Freilich stimmt diese, für den reinen Unterrichtstechnologen (der hoffentlich nie die Schulszene allein beherrschen möge!) pessimistische Behauptung nur unter der Voraussetzung, Bildung und keine bloßen Fertigkeiten vermitteln zu wollen. Die Lehrautomaten beruhen auf den Strukturen und grundsätzlichen Methoden der progammierten Instruktion. Werden diese — bereits sehr lange bekannten und praktizierten — Strukturen für alle Bereiche der Bildung verabsolutiert, bleibt nur noch wenig Spielraum für die Kreativität und Phantasie der Schüler, da bei Lehrprogrammen stets ein Kompromiß zwischen größtmöglicher Übersichtlichkeit und Knappheit der Darstellung einerseits und allen prinzipiell denkbaren Verhaltensweisen des Lernenden anderseits eingegangen werden muß.

Gliedert man den Unterricht in die Ebenen Faktenvermittlung — Verstehen — Anwendung — Entdeckung, können vor allem die ersten drei Bereiche durch den Einsatz von programmierter Instruktion und von Lehrgeräten übernommen oder zumindest unterstützt und damit entscheidend rationalisiert werden.

Wodurch zeichnet sich ein erfolgreicher Lehrer aus? Er versteht es, die Schüler das jeweilige Lehrziel schrittweise erreichen zu lassen; die Anzahl und Größe der „Fort“'- und „Rück“schritte (Wiederholungen) und den Schwierigkeitsgrad jedes Schrittes stimmt er möglichst individuell auf die Schüler ab. Was dem Lehrer dabei zur Verfügung steht, ist eine Unzahl von Instruktionsmaterialien (Lehrbücher, Dias, Filme, Lehrmittel) und ihnen zugeordnete Leistungsziele (Stufen). Die Aufgabe des Lehrers ist es nun, für jeden Schüler die optimalste (und während des Unterrichtsablaufes stets veränderbare) Erreichung und Abfolge von Leistungszielen und die dafür geeignetsten Instruktionsmaterialien (-medien) auszusuchen.

Diesem Vorgang liegt ein einfaches Schema zugrunde: Die Instruktionsmaterialien einer Lehreinheit (die durch das schrittweise Erarbeiten einzelner kleinerer Leistungsziele „verdaulich“ gemacht wird) werden etwa nach vier Gesichtspunkten geordnet („Instruktionsmittelmatrix“):

• zugeordnetes Leistungsziel

• Schwierigkeitsgrad (etwa in fünf Stufen);

• Ebene des Leistungszieles (Fakten, Verstehen, Anwendung, Entdeckung) ;

• mediale Art (Literatur, Tonband, Dia, Filme usw.).

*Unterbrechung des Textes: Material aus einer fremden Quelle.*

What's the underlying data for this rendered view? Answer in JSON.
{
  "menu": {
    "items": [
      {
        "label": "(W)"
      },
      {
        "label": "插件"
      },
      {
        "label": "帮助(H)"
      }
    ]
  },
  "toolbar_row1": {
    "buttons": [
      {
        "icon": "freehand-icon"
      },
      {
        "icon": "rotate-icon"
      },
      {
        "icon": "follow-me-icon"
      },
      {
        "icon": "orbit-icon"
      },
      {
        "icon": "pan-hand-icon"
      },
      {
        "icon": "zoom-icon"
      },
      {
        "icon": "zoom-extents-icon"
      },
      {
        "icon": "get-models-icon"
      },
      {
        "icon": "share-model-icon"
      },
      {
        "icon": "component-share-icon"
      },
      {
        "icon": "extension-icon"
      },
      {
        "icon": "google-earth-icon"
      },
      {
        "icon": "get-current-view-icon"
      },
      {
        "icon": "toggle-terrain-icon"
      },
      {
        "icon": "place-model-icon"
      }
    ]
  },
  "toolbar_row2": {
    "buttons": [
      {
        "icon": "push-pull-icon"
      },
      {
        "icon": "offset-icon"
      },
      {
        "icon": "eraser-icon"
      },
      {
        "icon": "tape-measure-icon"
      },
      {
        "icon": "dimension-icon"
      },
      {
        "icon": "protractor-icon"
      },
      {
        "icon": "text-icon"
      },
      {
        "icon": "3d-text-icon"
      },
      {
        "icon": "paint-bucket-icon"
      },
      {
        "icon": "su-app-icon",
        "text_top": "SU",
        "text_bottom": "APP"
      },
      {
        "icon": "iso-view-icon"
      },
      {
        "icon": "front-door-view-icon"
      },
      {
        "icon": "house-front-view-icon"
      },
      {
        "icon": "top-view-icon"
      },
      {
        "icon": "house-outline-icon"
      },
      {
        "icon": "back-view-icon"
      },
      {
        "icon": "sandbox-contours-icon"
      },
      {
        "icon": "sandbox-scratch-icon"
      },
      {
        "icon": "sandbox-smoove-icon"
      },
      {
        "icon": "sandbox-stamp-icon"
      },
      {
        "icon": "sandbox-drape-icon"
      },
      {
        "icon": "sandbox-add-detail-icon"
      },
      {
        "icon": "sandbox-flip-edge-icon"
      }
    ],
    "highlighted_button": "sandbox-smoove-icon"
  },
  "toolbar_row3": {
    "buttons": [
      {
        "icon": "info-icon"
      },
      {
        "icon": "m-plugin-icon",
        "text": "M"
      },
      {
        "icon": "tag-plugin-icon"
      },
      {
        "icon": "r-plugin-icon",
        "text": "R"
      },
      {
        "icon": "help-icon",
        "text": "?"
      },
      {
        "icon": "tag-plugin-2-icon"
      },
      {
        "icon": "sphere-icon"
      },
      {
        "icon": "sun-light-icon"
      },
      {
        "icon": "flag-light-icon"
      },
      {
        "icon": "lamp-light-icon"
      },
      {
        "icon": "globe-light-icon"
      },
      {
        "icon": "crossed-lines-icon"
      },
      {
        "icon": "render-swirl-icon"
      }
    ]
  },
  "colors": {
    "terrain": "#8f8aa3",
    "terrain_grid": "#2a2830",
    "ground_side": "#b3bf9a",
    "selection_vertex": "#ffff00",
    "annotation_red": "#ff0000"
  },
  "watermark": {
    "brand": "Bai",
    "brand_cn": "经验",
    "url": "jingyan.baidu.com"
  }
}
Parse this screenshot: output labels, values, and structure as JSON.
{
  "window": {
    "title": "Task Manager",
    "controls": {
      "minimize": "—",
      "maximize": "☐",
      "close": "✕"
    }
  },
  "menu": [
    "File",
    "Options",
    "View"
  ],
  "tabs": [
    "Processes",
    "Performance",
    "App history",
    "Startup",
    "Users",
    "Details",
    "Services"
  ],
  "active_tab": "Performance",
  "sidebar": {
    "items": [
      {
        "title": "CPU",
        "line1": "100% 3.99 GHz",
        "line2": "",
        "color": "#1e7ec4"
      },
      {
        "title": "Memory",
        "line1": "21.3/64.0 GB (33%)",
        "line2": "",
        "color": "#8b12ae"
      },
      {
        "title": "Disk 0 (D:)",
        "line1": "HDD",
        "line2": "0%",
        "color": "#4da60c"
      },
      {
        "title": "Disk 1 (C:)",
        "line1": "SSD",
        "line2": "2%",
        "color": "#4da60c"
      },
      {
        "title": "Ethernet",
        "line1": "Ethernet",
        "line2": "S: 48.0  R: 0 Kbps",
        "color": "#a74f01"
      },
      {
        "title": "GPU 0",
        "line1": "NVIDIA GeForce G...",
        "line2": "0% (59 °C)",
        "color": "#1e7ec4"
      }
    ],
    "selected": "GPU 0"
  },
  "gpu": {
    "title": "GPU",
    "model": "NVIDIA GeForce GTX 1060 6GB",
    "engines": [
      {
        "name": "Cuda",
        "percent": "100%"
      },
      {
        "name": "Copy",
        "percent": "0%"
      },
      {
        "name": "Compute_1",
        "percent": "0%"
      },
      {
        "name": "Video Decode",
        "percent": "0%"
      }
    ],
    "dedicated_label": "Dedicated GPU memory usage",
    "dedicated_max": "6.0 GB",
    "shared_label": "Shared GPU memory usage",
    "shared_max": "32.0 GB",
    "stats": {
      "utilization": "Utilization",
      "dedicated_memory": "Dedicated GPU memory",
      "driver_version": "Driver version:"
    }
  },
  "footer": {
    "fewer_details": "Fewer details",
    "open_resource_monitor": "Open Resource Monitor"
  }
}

Der Unterrichtsablauf (etwa für einen einzelnen Schüler) stellt sich dann als Abfolge solcher Instruktionsmaterialien dar. Bedenkt man aber die ständig wachsende Zahl der Materialien und der Schüler, so kann es einem Lehrer, selbst wenn er einen detaillierten Unterrichtsablaufplan nur für die ganze Klasse als Einheit aufstellen möchte, nicht mehr gelingen, alles zu berücksichtigen.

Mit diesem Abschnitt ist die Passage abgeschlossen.